The bio of each musician would fill the space of a review, which, ironically, accounts for the show's only flaw: a dry enumeration of credits before the opening song. One understands co-producer Marks' desire to share the extraordinary musical accomplishments of this band--a living testament to American jazz history--but it would have been better to include them in a program, or to follow the example of Lynda Carter in her recent Jazz at Lincoln Center show, Long-Legged Woman. Instead of presenting the resumes of her large A-list Nashville band and backup vocalists at the outset, Carter detailed the background of the musicians one at a time between numbers. The strategy might not have worked as well in a show of this nature, but certainly preferable to presenting the information in one big chunk at the beginning.

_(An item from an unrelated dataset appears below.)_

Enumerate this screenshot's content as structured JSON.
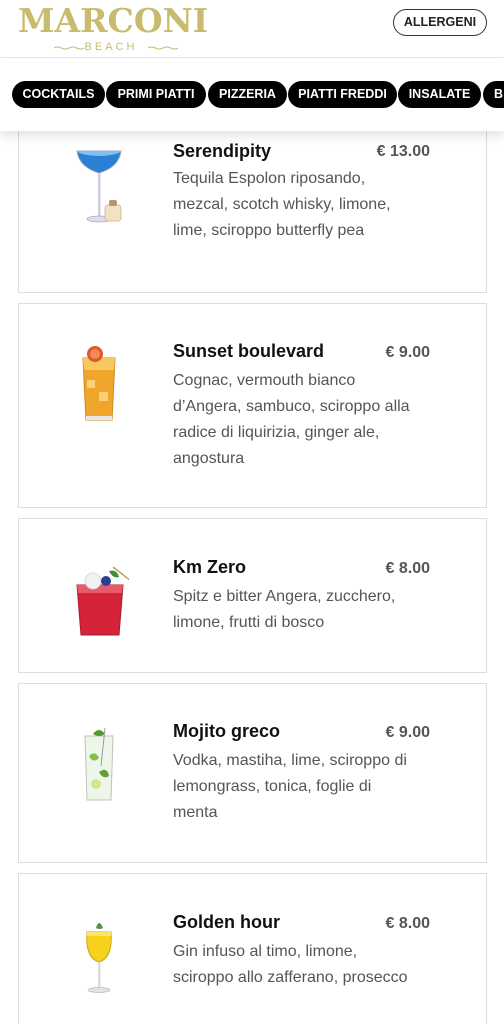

"'C' Jam Blues was an effective prelude to "The Green People and the Purple People" (the evening's only duet) with Kathy Conry (George M!, No, No, Nannette) and Mercedes Ellington from My People, the 1963 musical performed only once until its 1989 revival in Chicago after painstaking work to reconstruct musical numbers, narration, and original set and lighting design. It was Ellington's "Kubla Khan," a mere fragment. An allegory of race relations, the work as a whole underscores what Howard Reich, the Chicago Tribune arts critic, called the "Ferocity of [Ellington's] commitment to civil rights." Mercedes Ellington's inspired choreography helped make the revival an aesthetic, not merely historical, triumph.
Ellington's most explicitly political statement in art, the musical manages neither to be "heavy-handed" nor didactic. The Ellington/Conry number about two groups pointlessly at odds (because in its most famous line, "all of the blood [on the battlefield] is red") was light-hearted, even campy. By making us smile, rather than weep, Ellington brings out the absurdity of race conflict.
Triple Threats finished as transcendently as it began with "Don't Get Around Here Anymore" (Ellington/Russell) and "Satin Doll" (Ellington/Fitzgerald), sung by Larry Marshall, a veteran of 14 Broadway shows with a booming voice and gentle but outsized presence worthy of Ellington himself.